Measuring Financial Risk
If you observe a financial risk management department in a financial institution, you may conclude that its main job is measuring risk. Indeed, that’s what most of its people are doing most of the time. Its main tangible output seems to be reports filled with measurements.
You may ask why a financial institution needs a risk department. After all, lots of departments – accounting, audit, financial control, and information technology (IT) – already measure things, and business units produce their own measurements and reports. What’s the point of one more set of measurements? Why not just have a few risk people to set risk policies and make risk decisions, and either fire the rest or move them into the existing measurement groups?
The answer is that all those other groups are measuring things that exist today, while the risk management department attempts to put useful measurements around what might happen tomorrow. Measuring tomorrow’s risk is a fundamentally different task, one that requires its own set of tools and skills. You can compare it to running a board of elections to count the votes cast in today’s election versus a pollster trying to guess who might win tomorrow’s election; or an official keeping score in a football match being played now versus a bookmaker setting a betting line for a future match.

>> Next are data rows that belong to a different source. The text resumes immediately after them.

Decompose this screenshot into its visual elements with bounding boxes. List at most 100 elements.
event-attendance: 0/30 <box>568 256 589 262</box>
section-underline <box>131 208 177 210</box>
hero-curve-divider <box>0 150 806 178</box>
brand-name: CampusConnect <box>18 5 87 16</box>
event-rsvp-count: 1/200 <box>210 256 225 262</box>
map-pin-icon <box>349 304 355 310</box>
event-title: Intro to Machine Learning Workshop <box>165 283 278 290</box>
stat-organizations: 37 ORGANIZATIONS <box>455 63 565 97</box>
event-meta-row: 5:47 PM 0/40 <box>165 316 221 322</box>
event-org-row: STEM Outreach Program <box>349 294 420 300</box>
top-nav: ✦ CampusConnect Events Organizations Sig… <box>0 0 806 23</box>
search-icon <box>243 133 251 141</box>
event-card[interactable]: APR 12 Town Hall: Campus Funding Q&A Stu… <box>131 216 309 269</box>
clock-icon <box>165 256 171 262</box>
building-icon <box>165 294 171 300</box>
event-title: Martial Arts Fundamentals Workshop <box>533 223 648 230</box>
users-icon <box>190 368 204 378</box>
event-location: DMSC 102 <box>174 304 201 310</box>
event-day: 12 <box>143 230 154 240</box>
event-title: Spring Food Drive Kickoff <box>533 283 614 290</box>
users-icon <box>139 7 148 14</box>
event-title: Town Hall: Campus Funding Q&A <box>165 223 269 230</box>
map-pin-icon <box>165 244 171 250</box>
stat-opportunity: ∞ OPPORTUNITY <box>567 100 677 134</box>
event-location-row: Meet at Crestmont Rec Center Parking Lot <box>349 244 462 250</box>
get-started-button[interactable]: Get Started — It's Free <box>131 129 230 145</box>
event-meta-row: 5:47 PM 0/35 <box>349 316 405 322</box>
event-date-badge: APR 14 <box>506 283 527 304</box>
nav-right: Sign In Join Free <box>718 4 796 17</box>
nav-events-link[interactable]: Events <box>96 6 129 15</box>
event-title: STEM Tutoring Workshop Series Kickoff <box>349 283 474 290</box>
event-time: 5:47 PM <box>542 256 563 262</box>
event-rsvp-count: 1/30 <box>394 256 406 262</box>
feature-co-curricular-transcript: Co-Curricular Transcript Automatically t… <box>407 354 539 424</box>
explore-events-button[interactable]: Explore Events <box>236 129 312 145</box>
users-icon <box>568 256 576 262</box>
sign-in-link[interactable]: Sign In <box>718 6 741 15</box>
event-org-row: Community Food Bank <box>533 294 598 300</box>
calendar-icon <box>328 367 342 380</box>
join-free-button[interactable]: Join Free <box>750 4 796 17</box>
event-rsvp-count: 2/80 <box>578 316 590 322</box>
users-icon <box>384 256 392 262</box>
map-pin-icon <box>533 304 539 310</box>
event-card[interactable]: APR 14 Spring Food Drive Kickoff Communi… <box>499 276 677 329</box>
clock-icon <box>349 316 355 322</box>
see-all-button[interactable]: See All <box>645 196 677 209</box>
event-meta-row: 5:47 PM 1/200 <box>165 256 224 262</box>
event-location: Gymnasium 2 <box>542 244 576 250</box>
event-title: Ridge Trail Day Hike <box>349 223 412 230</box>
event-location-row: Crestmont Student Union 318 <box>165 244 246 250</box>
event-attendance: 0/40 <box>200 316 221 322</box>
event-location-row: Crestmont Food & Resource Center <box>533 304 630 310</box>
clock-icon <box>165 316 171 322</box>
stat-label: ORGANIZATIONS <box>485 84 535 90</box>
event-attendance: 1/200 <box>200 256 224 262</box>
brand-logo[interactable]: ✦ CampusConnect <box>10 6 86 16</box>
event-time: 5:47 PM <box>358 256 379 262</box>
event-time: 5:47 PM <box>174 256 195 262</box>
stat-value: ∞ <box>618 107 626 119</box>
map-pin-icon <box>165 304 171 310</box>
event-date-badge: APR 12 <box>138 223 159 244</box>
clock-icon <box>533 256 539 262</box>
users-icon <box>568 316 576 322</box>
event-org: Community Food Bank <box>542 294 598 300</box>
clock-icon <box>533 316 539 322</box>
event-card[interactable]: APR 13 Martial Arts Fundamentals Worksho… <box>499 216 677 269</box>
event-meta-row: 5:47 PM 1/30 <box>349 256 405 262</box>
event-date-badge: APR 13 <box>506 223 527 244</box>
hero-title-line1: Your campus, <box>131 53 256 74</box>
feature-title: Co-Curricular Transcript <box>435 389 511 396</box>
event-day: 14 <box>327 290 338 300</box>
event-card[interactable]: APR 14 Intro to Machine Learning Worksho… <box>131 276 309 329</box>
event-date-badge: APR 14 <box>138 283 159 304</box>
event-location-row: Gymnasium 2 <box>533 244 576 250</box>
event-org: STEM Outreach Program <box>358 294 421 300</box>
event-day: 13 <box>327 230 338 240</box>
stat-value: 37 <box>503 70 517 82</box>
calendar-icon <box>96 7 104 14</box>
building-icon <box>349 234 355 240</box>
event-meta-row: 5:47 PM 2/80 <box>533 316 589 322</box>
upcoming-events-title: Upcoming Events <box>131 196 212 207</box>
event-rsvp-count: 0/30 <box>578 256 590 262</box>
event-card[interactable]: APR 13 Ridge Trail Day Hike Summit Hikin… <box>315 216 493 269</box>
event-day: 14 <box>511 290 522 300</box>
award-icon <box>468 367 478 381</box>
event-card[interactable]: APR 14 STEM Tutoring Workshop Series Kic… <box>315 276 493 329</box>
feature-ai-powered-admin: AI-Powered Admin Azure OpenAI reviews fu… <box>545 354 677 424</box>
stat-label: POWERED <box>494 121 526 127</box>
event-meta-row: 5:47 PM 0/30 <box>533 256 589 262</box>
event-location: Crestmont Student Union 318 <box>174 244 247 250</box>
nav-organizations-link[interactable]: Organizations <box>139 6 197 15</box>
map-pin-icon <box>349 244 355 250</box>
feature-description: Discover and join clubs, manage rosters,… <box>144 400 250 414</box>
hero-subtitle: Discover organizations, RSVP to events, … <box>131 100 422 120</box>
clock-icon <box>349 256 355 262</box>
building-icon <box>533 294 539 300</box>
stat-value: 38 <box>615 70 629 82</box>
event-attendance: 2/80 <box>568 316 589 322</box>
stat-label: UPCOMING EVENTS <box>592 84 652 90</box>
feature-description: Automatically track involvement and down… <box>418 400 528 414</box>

When measuring things that exist today, the most important attributes of the measurement are generally accuracy and precision. Risk managers would like to have both accuracy and precision, but they’re difficult to come by when you’re looking at the uncertain future.
The first demand of risk managers is risk–sensitive measurements – measurements that reliably go up when risk increases and down when risk decreases. For example, suppose that you’re designing a measure of liquidity risk for a financial institution. Liquidity is an expansive concept and includes situations such as not having the cash to meet an investor redemption demand, not being able to sell an asset that no longer fits in your portfolio and not having the accurate market prices you need for legal and regulatory purposes for your assets.
So, no single number can capture all aspects of liquidity risk. However, you don’t want an 80-page report of numbers that no one will ever use. Your goal is to put together a set of metrics that are short, clear and simple enough to be useful but sophisticated enough to capture the full range of liquidity risks.
If your report is miscalibrated – giving twice as much attention to a relatively minor liquidity risk than to a major one or sounding alerts when safety margins are still adequate – it still can be very useful, especially compared to not having any systematic monitoring at all. It can also be improved. However, if your report doesn’t change in response to something that affects liquidity – if it isn’t risk sensitive to some factor – that factor becomes invisible, and invisible risks can kill.
The rule in risk measurement is to make sure that every relevant factor you can measure is included in a directionally correct way. This phrase means including some badly understood factors, factors that can’t be easily measured, factors that have a lot of measurement error, and factors that gum up the system because they’re available at non-standard times or in nonstandard formats.
IT people, auditors, compliance people and lawyers may well fight you on including all these factors because it makes their jobs harder. Other people may resist including all this data because they’re offended by messiness.
You often won’t be able to explain why the measures have changed or what to do to get them back to their old values. But a risk manager has to stand up for risk-sensitive measures, or he becomes an appearance-of-risk manager. A neat, consistent risk report that everyone loves is a report based on proxies, assumptions, exclusions, stale data, smoothing and other features that make important risks invisible.